Wenige Minuten später erblickten nach einem Kaiserschnitt sechs junge Kätzchen das Licht der Welt. Drei von ihnen waren äusserst schwach. Ihr Zustand war besorgniserregend. Die Tierärzte behielten Mutter und Kinder noch für einen Tag zur Beobachtung in der Klinik. Sie sollten sich zuerst von den Geschehnissen erholen.




Auch wenn sich Kati und Stefan an den Kleinen freuten, stand von Anfang an fest, dass sie nicht alle behalten konnten, doch trennen konnten sie sich von den Kleinen auch nicht. Lange konnten sie sich nicht entscheiden, was mit den Kleinen passieren sollte. Sie waren hin- und hergerissen. Wieder war eine Entscheidung fällig, die ihnen sehr schwer fiel. Nach langer Beratung und wider besseres Wissen, durfte der kleine Graue bei seiner Mama bleiben. Die zwei Geschwister mussten eines Tages von ihrer Mama und ihren Brüdern Abschied nehmen. Sie zogen zu einer netten Familie in der Nachbarschaft um.

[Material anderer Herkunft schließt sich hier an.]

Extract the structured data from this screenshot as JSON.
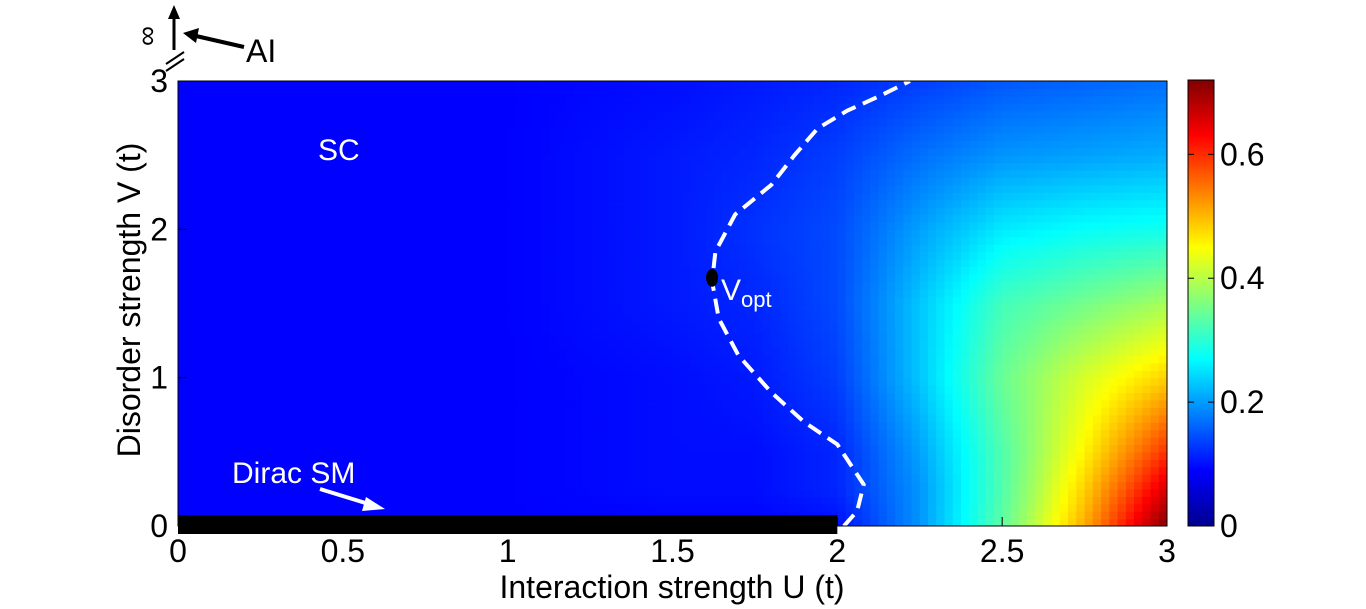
{
  "chart_data": {
    "type": "heatmap",
    "title": "",
    "xlabel": "Interaction strength U (t)",
    "ylabel": "Disorder strength V (t)",
    "xlim": [
      0,
      3
    ],
    "ylim": [
      0,
      3
    ],
    "x_ticks": [
      "0",
      "0.5",
      "1",
      "1.5",
      "2",
      "2.5",
      "3"
    ],
    "y_ticks": [
      "0",
      "1",
      "2",
      "3"
    ],
    "colorbar": {
      "range": [
        0,
        0.72
      ],
      "ticks": [
        "0",
        "0.2",
        "0.4",
        "0.6"
      ],
      "colormap": "jet"
    },
    "grid": false,
    "u_grid": [
      0,
      0.5,
      1.0,
      1.5,
      1.75,
      2.0,
      2.25,
      2.5,
      2.75,
      3.0
    ],
    "v_grid": [
      0,
      0.25,
      0.5,
      1.0,
      1.5,
      2.0,
      2.5,
      3.0
    ],
    "values": [
      [
        0.0,
        0.0,
        0.0,
        0.0,
        0.0,
        0.01,
        0.12,
        0.28,
        0.48,
        0.72
      ],
      [
        0.0,
        0.0,
        0.0,
        0.01,
        0.01,
        0.03,
        0.12,
        0.27,
        0.45,
        0.65
      ],
      [
        0.0,
        0.0,
        0.0,
        0.01,
        0.01,
        0.03,
        0.13,
        0.27,
        0.42,
        0.58
      ],
      [
        0.0,
        0.0,
        0.0,
        0.01,
        0.02,
        0.05,
        0.16,
        0.29,
        0.38,
        0.45
      ],
      [
        0.0,
        0.0,
        0.0,
        0.02,
        0.03,
        0.06,
        0.16,
        0.26,
        0.3,
        0.34
      ],
      [
        0.0,
        0.0,
        0.0,
        0.02,
        0.04,
        0.06,
        0.13,
        0.19,
        0.21,
        0.22
      ],
      [
        0.0,
        0.0,
        0.0,
        0.02,
        0.03,
        0.05,
        0.09,
        0.12,
        0.13,
        0.14
      ],
      [
        0.0,
        0.0,
        0.0,
        0.01,
        0.02,
        0.03,
        0.05,
        0.07,
        0.08,
        0.09
      ]
    ],
    "phase_boundary": [
      [
        2.02,
        0.0
      ],
      [
        2.06,
        0.1
      ],
      [
        2.08,
        0.28
      ],
      [
        2.0,
        0.55
      ],
      [
        1.9,
        0.7
      ],
      [
        1.8,
        0.9
      ],
      [
        1.7,
        1.15
      ],
      [
        1.64,
        1.4
      ],
      [
        1.62,
        1.65
      ],
      [
        1.63,
        1.85
      ],
      [
        1.69,
        2.1
      ],
      [
        1.8,
        2.3
      ],
      [
        1.87,
        2.5
      ],
      [
        1.94,
        2.68
      ],
      [
        2.03,
        2.8
      ],
      [
        2.13,
        2.9
      ],
      [
        2.22,
        3.0
      ]
    ],
    "dirac_sm_segment": {
      "u_start": 0.0,
      "u_end": 2.0,
      "v": 0.0
    },
    "optimal_point": {
      "u": 1.62,
      "v": 1.62
    },
    "annotations": {
      "sc_label": "SC",
      "dirac_label": "Dirac SM",
      "vopt_main": "V",
      "vopt_sub": "opt",
      "infinity_label": "∞",
      "ai_label": "AI"
    }
  }
}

Sira war überglücklich, dass der kleine Graue bei ihr bleiben durfte. Er würde sie jeden Tag an den Papa erinnern und an die schönen Nächte mit ihm. Auch wenn er noch nicht so stark wie sein Vater war, glich er ihm aufs Haar. Er würde eines Tages ein genau so stattlicher Kater werden wie er. Sie dachte sehr oft an ihn. Wie schön wäre es doch gewesen, wenn Silver seine Kinder nur ein Mal gesehen hätte. Manchmal in der Nacht, wenn ihr Grauer schlief, schlich sie aus dem Haus und hielt Ausschau nach ihm. Sie wusste ja nicht, dass er auf dem Heimweg war und bereits Kilometer von ihr entfernt.